Birbirini takip eden bu beyazlama olayları arasında herhangi bir iyileşme süresi olmadığından, mercan resifleri artık toplu halde ölüyor. Bu çöküş sadece deniz canlılarını değil, bu ekosistemlerde yaşayan yarım milyar insanı da tehdit ediyor. Lenton, “Mercan resiflerinin sağladığı ekosistem hizmetleri yılda 2 trilyon dolar değerinde” diyor ve ekliyor: “Ancak mercan resifleri ancak gezegeni yeniden soğutabilirsek iyileşebilir.”
SONRAKİ DOMİNO ETKİSİ: BUZ VE ORMANLAR
Raporda, mevcut iklim politikalarının 21. yüzyılın sonunda 2,5 ila 3°C arasında ısınmaya yol açacağı belirtiliyor. Bu, Batı Antarktika veya Grönland'daki buz tabakalarının çökmesi gibi geri dönüşü olmayan süreçlerin tetiklenmesi anlamına geliyor. Bu buz tabakalarının çökmesi deniz seviyesinin kısa vadede hızlı, uzun vadede ise metrelerce yükselmesine neden olabilir. WWF-UK baş bilim insanı Mike Barrett şunları söylüyor: “Mercanlar yalnızca madendeki kanaryalar değil. Eğer harekete geçmezsek, Amazon yağmur ormanları, kutup buzulları ve okyanus akıntıları sonraki adımlar olacak. Bu senaryo tüm insanlık için felaket olur.”
Rapor yalnızca tehlikeye işaret etmiyor; Aynı zamanda “iyi devrilme noktaları” örneklerine de dikkat çekiyor.

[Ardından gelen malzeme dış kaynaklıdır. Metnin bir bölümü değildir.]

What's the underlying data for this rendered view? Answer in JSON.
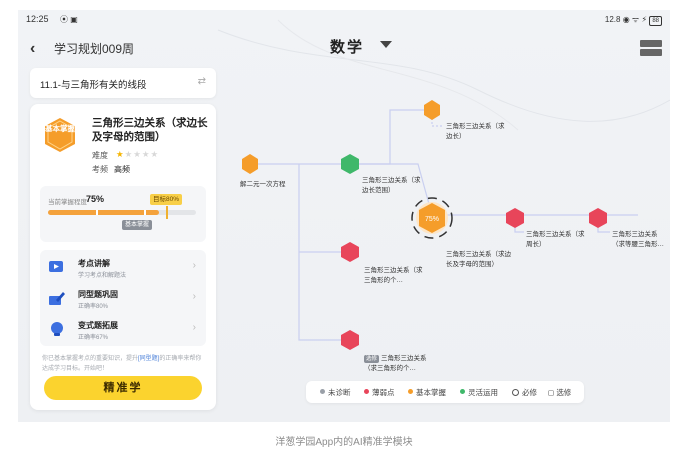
{
  "status_bar": {
    "time": "12:25",
    "signal_speed": "12.8",
    "battery": "88"
  },
  "header": {
    "back_icon": "chevron-left-icon",
    "plan_title": "学习规划009周",
    "subject": "数学"
  },
  "section": {
    "title": "11.1-与三角形有关的线段"
  },
  "knowledge_card": {
    "badge": "基本掌握",
    "title": "三角形三边关系（求边长及字母的范围）",
    "difficulty_label": "难度",
    "difficulty_stars": 1,
    "difficulty_max": 5,
    "frequency_label": "考频",
    "frequency_value": "高频",
    "mastery_label": "当前掌握程度",
    "mastery_value": "75%",
    "mastery_progress": 0.75,
    "goal_label": "目标80%",
    "goal_progress": 0.8,
    "level_tag": "基本掌握"
  },
  "actions": [
    {
      "title": "考点讲解",
      "subtitle": "学习考点和解题法",
      "icon": "video-icon"
    },
    {
      "title": "同型题巩固",
      "subtitle": "正确率80%",
      "icon": "pencil-icon"
    },
    {
      "title": "变式题拓展",
      "subtitle": "正确率67%",
      "icon": "bulb-icon"
    }
  ],
  "hint": {
    "before": "你已基本掌握考点的重要知识，提升",
    "link": "[同型题]",
    "after": "的正确率来帮你达成学习目标。开始吧！"
  },
  "start_button": "精准学",
  "map": {
    "center_value": "75%",
    "nodes": [
      {
        "id": "n1",
        "label": "解二元一次方程",
        "color": "#f59d2a"
      },
      {
        "id": "n2",
        "label": "三角形三边关系（求边长范围）",
        "color": "#3fb86a"
      },
      {
        "id": "n3",
        "label": "三角形三边关系（求边长）",
        "color": "#f59d2a"
      },
      {
        "id": "n4",
        "label": "三角形三边关系（求边长及字母的范围）",
        "color": "#f59d2a"
      },
      {
        "id": "n5",
        "label": "三角形三边关系（求周长）",
        "color": "#e8455a"
      },
      {
        "id": "n6",
        "label": "三角形三边关系（求等腰三角形…",
        "color": "#e8455a"
      },
      {
        "id": "n7",
        "label": "三角形三边关系（求三角形的个…",
        "color": "#e8455a"
      },
      {
        "id": "n8",
        "label": "三角形三边关系（求三角形的个…",
        "color": "#e8455a",
        "tag": "选修"
      }
    ]
  },
  "legend": [
    {
      "label": "未诊断",
      "color": "#9aa0a8",
      "kind": "dot"
    },
    {
      "label": "薄弱点",
      "color": "#e8455a",
      "kind": "dot"
    },
    {
      "label": "基本掌握",
      "color": "#f59d2a",
      "kind": "dot"
    },
    {
      "label": "灵活运用",
      "color": "#3fb86a",
      "kind": "dot"
    },
    {
      "label": "必修",
      "kind": "ring"
    },
    {
      "label": "选修",
      "kind": "dashed"
    }
  ],
  "caption": "洋葱学园App内的AI精准学模块"
}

Yenilenebilir enerji, özellikle güneş, rüzgar ve pil depolama teknolojileri artık geleneksel enerji kaynaklarıyla rekabet edebilecek durumda. Bilim insanları bu geçişin daha da hızlanabileceğini ve bunun kasım ayında yapılacak COP30 iklim zirvesinde öncelikli konu olması gerektiğine dikkat çekiyor.
Milkoreit'e göre bireylerin atabileceği en güçlü adımlar, siyasi temsilcilerden iklim eylemi talep etmek, farkındalık yaratan kurumları desteklemek ve seslerini duyurmak olabilir. Raporda şöyle deniliyor: “Bu kilometre taşlarının aşılması geleceğe yönelik soyut bir risk değil; bugün temel özgürlüklerimizi, refahımızı ve adaletimizi tehdit eden bir durumdur. Bu rapor, vatandaşlara, liderleri hesap verebilir kılma konusunda bilgi verme gücü veriyor.”